Entertainment

'American Gods' Addresses 'Make America Great Again' With Vulcan

'American Gods' introduces Vulcan; a leprechaun and a zombie walk into a bar.  

Starz

Since Neil Gaiman’s novel American Gods was published in 2001, the question of “what does it mean to be American?” has obviously changed over the course of sixteen years. The Starz television adaptation has addressed this in small ways so far — mostly in the form of aesthetic updates to characters like Mad Sweeney and Technical Boy. But, in “A Murder of Gods,” the show takes its most explicit modern update yet, by adding in a new god in order to address the current “Make America Great Again” set.
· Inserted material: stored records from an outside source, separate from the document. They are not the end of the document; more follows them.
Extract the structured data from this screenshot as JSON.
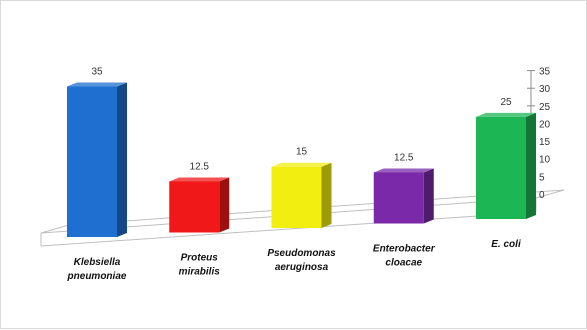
{
  "chart_data": {
    "type": "bar",
    "categories": [
      [
        "Klebsiella",
        "pneumoniae"
      ],
      [
        "Proteus",
        "mirabilis"
      ],
      [
        "Pseudomonas",
        "aeruginosa"
      ],
      [
        "Enterobacter",
        "cloacae"
      ],
      [
        "E. coli"
      ]
    ],
    "values": [
      35,
      12.5,
      15,
      12.5,
      25
    ],
    "value_labels": [
      "35",
      "12.5",
      "15",
      "12.5",
      "25"
    ],
    "colors": [
      "#1f6fd0",
      "#f01818",
      "#f2ee10",
      "#7a2aa8",
      "#1cb654"
    ],
    "yticks": [
      "0",
      "5",
      "10",
      "15",
      "20",
      "25",
      "30",
      "35"
    ],
    "ylim": [
      0,
      35
    ],
    "title": "",
    "xlabel": "",
    "ylabel": "",
    "legend": "none",
    "grid": false,
    "style": "3d-column"
  }
}
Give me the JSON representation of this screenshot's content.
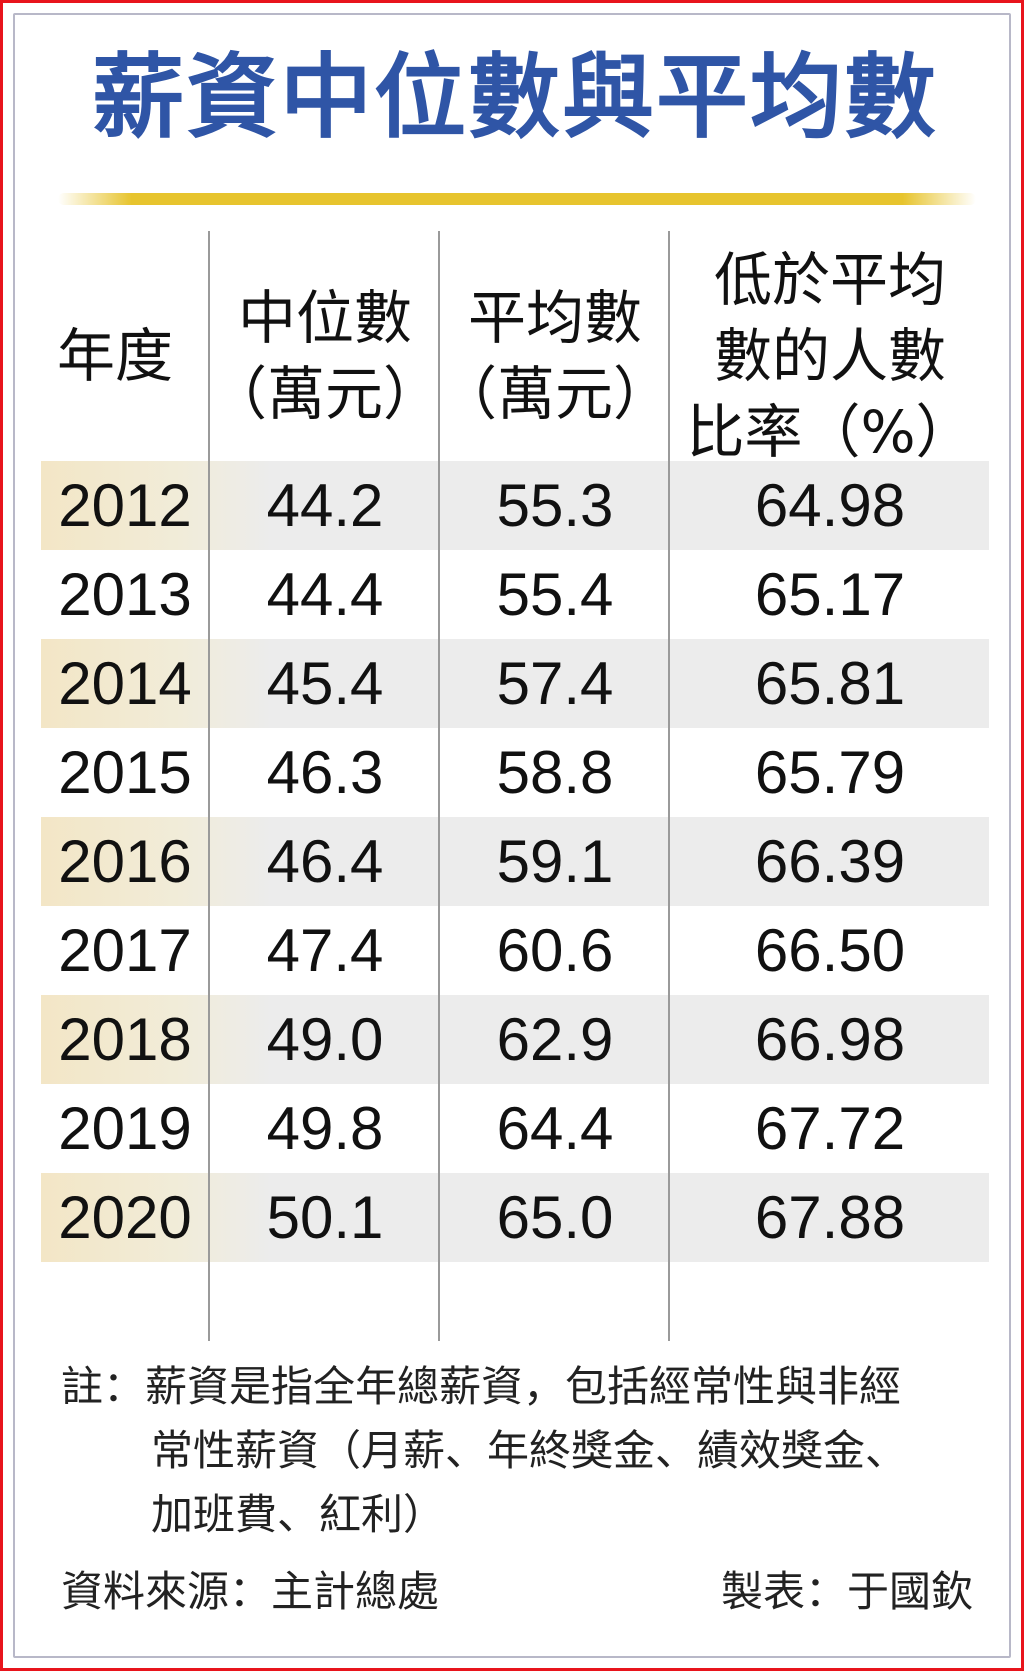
{
  "title": "薪資中位數與平均數",
  "table": {
    "headers": [
      [
        "年度"
      ],
      [
        "中位數",
        "（萬元）"
      ],
      [
        "平均數",
        "（萬元）"
      ],
      [
        "低於平均",
        "數的人數",
        "比率（%）"
      ]
    ],
    "rows": [
      {
        "year": "2012",
        "median": "44.2",
        "mean": "55.3",
        "below_pct": "64.98"
      },
      {
        "year": "2013",
        "median": "44.4",
        "mean": "55.4",
        "below_pct": "65.17"
      },
      {
        "year": "2014",
        "median": "45.4",
        "mean": "57.4",
        "below_pct": "65.81"
      },
      {
        "year": "2015",
        "median": "46.3",
        "mean": "58.8",
        "below_pct": "65.79"
      },
      {
        "year": "2016",
        "median": "46.4",
        "mean": "59.1",
        "below_pct": "66.39"
      },
      {
        "year": "2017",
        "median": "47.4",
        "mean": "60.6",
        "below_pct": "66.50"
      },
      {
        "year": "2018",
        "median": "49.0",
        "mean": "62.9",
        "below_pct": "66.98"
      },
      {
        "year": "2019",
        "median": "49.8",
        "mean": "64.4",
        "below_pct": "67.72"
      },
      {
        "year": "2020",
        "median": "50.1",
        "mean": "65.0",
        "below_pct": "67.88"
      }
    ]
  },
  "note": {
    "lines": [
      "註：薪資是指全年總薪資，包括經常性與非經",
      "常性薪資（月薪、年終獎金、績效獎金、",
      "加班費、紅利）"
    ]
  },
  "footer": {
    "source": "資料來源：主計總處",
    "maker": "製表：于國欽"
  },
  "colors": {
    "title": "#2f55a6",
    "accent_rule": "#e7c42e",
    "outer_border": "#e8141c",
    "row_shade": "#ececec",
    "row_shade_warm": "#f3e6c6"
  }
}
“If you can’t swim, don’t go.’

The cold open follows a group of Mexicans who are trying to secretly cross the border into America. Like the Anansi cold open in “The Secret of Spoons,”, the god in question actually shows up in the flesh. In this case, it’s Jesus. After rescuing a drowning man and walking on water, Jesus proceeds to die alongside his believers when a group of gun-toting Americans shoot at them. The bullets have Vulcan’s name on the side, which ties into the rest of the episode in a far more explicit way than any previous ‘Coming to America’ sequence. As it turns out, ‘on the nose’ and ‘explicit’ is a sound set-up for Vulcan himself.

Mexican Jesus in 'American Gods' 

Starz

“Did you just name drop Jesus Christ like you know a guy who knows a guy?”
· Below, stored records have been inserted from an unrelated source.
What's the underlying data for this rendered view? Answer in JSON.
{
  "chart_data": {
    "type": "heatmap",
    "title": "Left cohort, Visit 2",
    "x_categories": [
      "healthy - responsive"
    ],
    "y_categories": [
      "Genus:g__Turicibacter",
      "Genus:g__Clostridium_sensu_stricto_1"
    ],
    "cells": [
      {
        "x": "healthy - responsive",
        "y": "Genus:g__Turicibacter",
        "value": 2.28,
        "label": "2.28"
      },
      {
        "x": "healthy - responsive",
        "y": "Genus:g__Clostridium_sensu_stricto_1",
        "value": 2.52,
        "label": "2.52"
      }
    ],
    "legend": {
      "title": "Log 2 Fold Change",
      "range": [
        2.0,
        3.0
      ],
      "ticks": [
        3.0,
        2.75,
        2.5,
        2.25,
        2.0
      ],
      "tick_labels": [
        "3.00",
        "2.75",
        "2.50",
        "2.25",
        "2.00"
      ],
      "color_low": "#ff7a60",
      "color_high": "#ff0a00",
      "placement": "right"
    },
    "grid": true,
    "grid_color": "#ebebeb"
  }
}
The best parts of “A Murder of Gods” revolve around the delightfully unlikely alliance between Laura, Mad Sweeney, and Salim. Each has a different goal: Laura wants to follow Shadow, Salim wants to find the Jinn, and Sweeney wants his fucking coin back. The sequence is also show-only, as Mad Sweeney and Laura don’t meet in the book and Salim does not appear beyond his short vignette with the Jinn.

It’s an inspired move, as their disparate personality types play off each other like a weird buddy-cop movie — a genre that’s an American staple. Salim is so earnest and polite he even says “please” when he threatens someone with a gun; Laura wants to bond with him about murder and shut down Mad Sweeney’s whimsey (“what the fuck are you?”) and Sweeney just wants to antagonize Laura and get Salim to shut the fuck up. “I’m sitting back here having a panic attack because I’m genuinely terrified that you are never gonna shut the fuck up,” he says, as Salim waxes poetic about new lives.

Mad Sweeney and Laura in 'American Gods' 

Starz

“There aren’t just two Americas. Everyone looks at Lady Liberty and sees a different face.”

The sequence in the town of Vulcan, Virginia is surreal and cartoonish, like American Gods is taking a detour into Netflix’s A Series of Unfortunate Events. It even looks like the setting of Lucky Smells Lumber Mill. Like Vulcan himself, this setting is a show-only invention that is not in Gaiman’s novel. It’s impossible to look at a mob of unsmiling gun-worshipping white people in an insular town and not think of the “Make America Great Again” set. Ian McShane’s delivery and Shadow’s uneasy reactions redeem the sequence, but it’s otherwise too on-the-nose. It’s a sound idea with a too-obvious execution.

Buried within it is an important plot point, however. When Vulcan calls Wednesday “Grimnir,” the show overtly makes it clear that Wednesday is Odin. This happens around the same place in the novel.

Vulcan and his followers in 'American Gods'

Starz

“I have no use for shame.”

A dirtbag leprechaun, a dead wife, and a cab driver walk into a bar. It sounds like the set up for a dad-joke, but it’s infinitely more fun. Everything about Sweeney, Laura, and Salim clashes — their personalities, their mission, the way they relate to each other. And yet as they return to Jack’s Crocodile Bar to discuss matters of the heart, this simple scene of different attitudes overlapping captures the essence of America just as much as town full of gun-worshippers does.

Mad Sweeney in 'American Gods'

Starz

“I’ve franchised my faith”

American Gods is not a subtle show, nor does it try to be. But it also hasn’t previously spoon-fed the viewer by having a god literally explain what they are and how their power works (“God of the volcano. Those who worship me hold a volcano in the palm of their hand,” says Vulcan.) He then proceeds to describe how the inscribed bullets from the episode’s cold open are “prayers,” just in case the viewer missed it. Sure, Mad Sweeney has explained his leprechaun status several times, and Czernobog took Shadow down memory lane to his past. But because their goals remained obtuse, they remained infused with an element of tantalizing mystery for the viewer and Shadow alike.

Shadow is clearly living in the American Gods version of Get Out and his reactions to Vulcan lend the scene a much-needed sense of gravity.

Vulcan in 'American Gods' 

Starz

American Gods Season 1 is currently airing on Sunday nights on Starz.